Abbiamo visto come l’evoluzione del rapporto debito/Pil dipenda in larga parte dall’andamento del Pil. In recessione il debito pubblico aumenta automaticamente, anche in maniera piuttosto significativa. Dal 1992 in poi l’Italia, dal punto di vista del rigore di finanza pubblica, è stato forse il paese europeo più virtuoso d’Europa. Il consolidamento, tuttavia, è avvenuto prevalentemente grazie al calo dei tassi di interesse in seguito all’ingresso nell’euro e grazie ad una serie di operazioni straordinarie non ripetibili. Poco si è riusciti a fare sul fronte della riduzione della spesa, anche perché oltre l’80% di essa è spesa sociale (pensioni, sanità, pubblico impiego), riguarda impegni di lungo periodo già contratti, e quindi viene considerata difficilmente comprimibile.

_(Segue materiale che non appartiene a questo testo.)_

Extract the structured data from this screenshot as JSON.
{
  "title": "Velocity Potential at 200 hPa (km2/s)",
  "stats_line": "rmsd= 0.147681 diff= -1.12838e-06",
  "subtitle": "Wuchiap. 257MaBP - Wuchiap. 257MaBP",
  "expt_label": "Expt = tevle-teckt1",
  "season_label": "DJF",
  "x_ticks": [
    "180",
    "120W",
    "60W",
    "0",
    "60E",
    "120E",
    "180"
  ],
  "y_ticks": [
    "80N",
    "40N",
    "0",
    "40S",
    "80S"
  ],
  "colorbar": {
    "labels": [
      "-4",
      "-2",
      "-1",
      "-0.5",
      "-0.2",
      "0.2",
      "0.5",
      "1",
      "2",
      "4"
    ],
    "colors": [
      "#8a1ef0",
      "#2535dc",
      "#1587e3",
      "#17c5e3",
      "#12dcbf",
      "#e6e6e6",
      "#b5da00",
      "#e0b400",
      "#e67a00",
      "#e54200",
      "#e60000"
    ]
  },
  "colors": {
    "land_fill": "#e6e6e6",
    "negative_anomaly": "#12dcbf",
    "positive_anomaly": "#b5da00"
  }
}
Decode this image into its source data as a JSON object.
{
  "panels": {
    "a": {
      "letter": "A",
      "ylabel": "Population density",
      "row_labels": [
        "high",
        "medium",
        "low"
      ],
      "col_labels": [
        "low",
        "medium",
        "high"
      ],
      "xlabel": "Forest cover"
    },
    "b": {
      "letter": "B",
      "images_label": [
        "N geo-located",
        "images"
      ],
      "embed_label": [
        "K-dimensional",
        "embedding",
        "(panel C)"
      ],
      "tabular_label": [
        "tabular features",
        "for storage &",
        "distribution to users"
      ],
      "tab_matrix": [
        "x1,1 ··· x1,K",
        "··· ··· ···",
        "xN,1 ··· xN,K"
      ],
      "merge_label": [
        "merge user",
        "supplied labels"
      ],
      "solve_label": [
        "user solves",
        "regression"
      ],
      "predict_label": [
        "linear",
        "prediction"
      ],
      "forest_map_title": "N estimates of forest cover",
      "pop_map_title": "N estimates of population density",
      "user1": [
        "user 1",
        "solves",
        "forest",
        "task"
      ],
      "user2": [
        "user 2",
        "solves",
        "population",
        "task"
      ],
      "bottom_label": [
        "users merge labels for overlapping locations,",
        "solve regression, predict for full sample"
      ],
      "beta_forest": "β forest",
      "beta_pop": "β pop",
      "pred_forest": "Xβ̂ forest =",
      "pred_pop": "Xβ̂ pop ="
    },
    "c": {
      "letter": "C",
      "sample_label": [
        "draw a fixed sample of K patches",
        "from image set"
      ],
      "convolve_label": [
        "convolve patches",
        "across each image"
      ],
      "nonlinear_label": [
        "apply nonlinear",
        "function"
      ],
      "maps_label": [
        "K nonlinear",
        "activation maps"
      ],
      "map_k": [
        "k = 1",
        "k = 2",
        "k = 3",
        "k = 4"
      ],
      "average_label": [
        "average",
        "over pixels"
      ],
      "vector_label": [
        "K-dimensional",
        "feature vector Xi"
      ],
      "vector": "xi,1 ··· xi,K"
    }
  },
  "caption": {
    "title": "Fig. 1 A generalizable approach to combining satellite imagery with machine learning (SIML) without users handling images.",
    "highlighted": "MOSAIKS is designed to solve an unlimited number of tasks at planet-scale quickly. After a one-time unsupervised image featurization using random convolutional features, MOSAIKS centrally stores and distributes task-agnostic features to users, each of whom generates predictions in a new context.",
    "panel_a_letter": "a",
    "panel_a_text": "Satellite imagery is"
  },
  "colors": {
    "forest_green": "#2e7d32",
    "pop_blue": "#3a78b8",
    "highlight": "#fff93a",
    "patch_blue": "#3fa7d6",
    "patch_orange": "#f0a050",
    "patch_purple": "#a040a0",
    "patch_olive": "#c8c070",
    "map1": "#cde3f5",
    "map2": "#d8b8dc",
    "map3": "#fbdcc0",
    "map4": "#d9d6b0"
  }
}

In conclusione, il debito pubblico ha rappresentato e rappresenterà un fardello per l’economia del nostro Paese. Per certi versi appare essere un problema non risolubile a breve. È  stato calcolato che dal 1992 ad oggi il nostro Paese ha speso, per la quota di debito eccedente la soglia europea del 60%, quasi 1000 miliardi di euro in più di Francia e Germania. Si tratta di circa 35 miliardi di euro all’anno per 16 anni!

Non stupisca quindi che le risorse per fare delle politiche, perché le politiche possibili a costo zero sono davvero poche, sono state in questi anni molto scarse. Ciò ha probabilmente contribuito ad una certa disaffezione dei cittadini verso la politica stessa. Un problema che, come abbiamo cercato di dimostrare, dipende poco dai Governi che si sono succeduti negli ultimi 15 anni e molto dalla rigidità della spesa sociale e da un costo per il servizio del debito “eccezionale”. La  responsabilità di tutto ciò ricade sui Governi che hanno creato il grande debito pubblico italiano negli anni settanta ed ottanta e che portano su sé una grave responsabilità verso le generazioni presenti e future.